Robert C. Dean, 94, the architect who designed the American Military Cemetery in Cambridge, England, and helped with the restoration of Colonial Williamsburg in Virginia, died Sunday in Natick, Mass.
Jess Orval "Doc" Dockery, 88, a pilot who helped perfect the science of crop dusting, died in Holley, Fla., on Saturday of complications due to pneumonia.
Edwin P. Neilan, 92, a former president of the U.S. Chamber of Commerce and a staunch opponent of larger government, died Saturday in Corpus Christi, Texas.
Bernard Schwartz, 74, a University of Tulsa law professor and recognized U.S. Supreme Court historian, was struck and killed by a car Tuesday in Tulsa, Okla.

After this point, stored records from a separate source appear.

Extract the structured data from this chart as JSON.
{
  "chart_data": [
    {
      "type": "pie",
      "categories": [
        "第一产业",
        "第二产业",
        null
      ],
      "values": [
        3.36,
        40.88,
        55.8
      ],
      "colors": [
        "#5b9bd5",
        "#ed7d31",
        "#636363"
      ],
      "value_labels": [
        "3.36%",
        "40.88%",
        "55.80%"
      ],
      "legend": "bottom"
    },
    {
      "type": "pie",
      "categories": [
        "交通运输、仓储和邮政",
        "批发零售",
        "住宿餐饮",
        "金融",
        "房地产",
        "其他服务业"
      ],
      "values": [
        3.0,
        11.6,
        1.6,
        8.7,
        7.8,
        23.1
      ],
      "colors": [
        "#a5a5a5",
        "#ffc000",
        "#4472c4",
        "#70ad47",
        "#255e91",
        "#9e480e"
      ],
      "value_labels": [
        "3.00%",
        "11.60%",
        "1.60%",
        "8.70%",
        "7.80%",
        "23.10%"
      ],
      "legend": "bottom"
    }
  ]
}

Julius James, 111, a grandson of slaves who was forced from his lifelong home in Ocala, Fla., so that the state could widen a highway entrance ramp, died Sunday in Ocala. The state eventually paid Mr. James and his family more than $2 million to annex his property and expand Interstate 75.
Ernest "Polly" Rosborough, 95, considered the father of modern fly fishing in the American West, died Dec. 18 in Medford, Ore.
Sebastian Arcos Bergnes, 65, who went to prison in Cuba for his political beliefs but was reluctant to leave his home country for medical treatment, died Monday in Miami. Mr. Arcos, one of the most prominent Cuban dissidents, reluctantly came to the United States two years ago to seek medical treatment for rectal cancer he developed while in prison in Cuba.
Marion Bell, 78, who starred in the musical "Brigadoon" on Broadway, died Dec. 14 in Los Angeles. The role of Fiona won her the New York Drama Critics' Circle Award for best actress.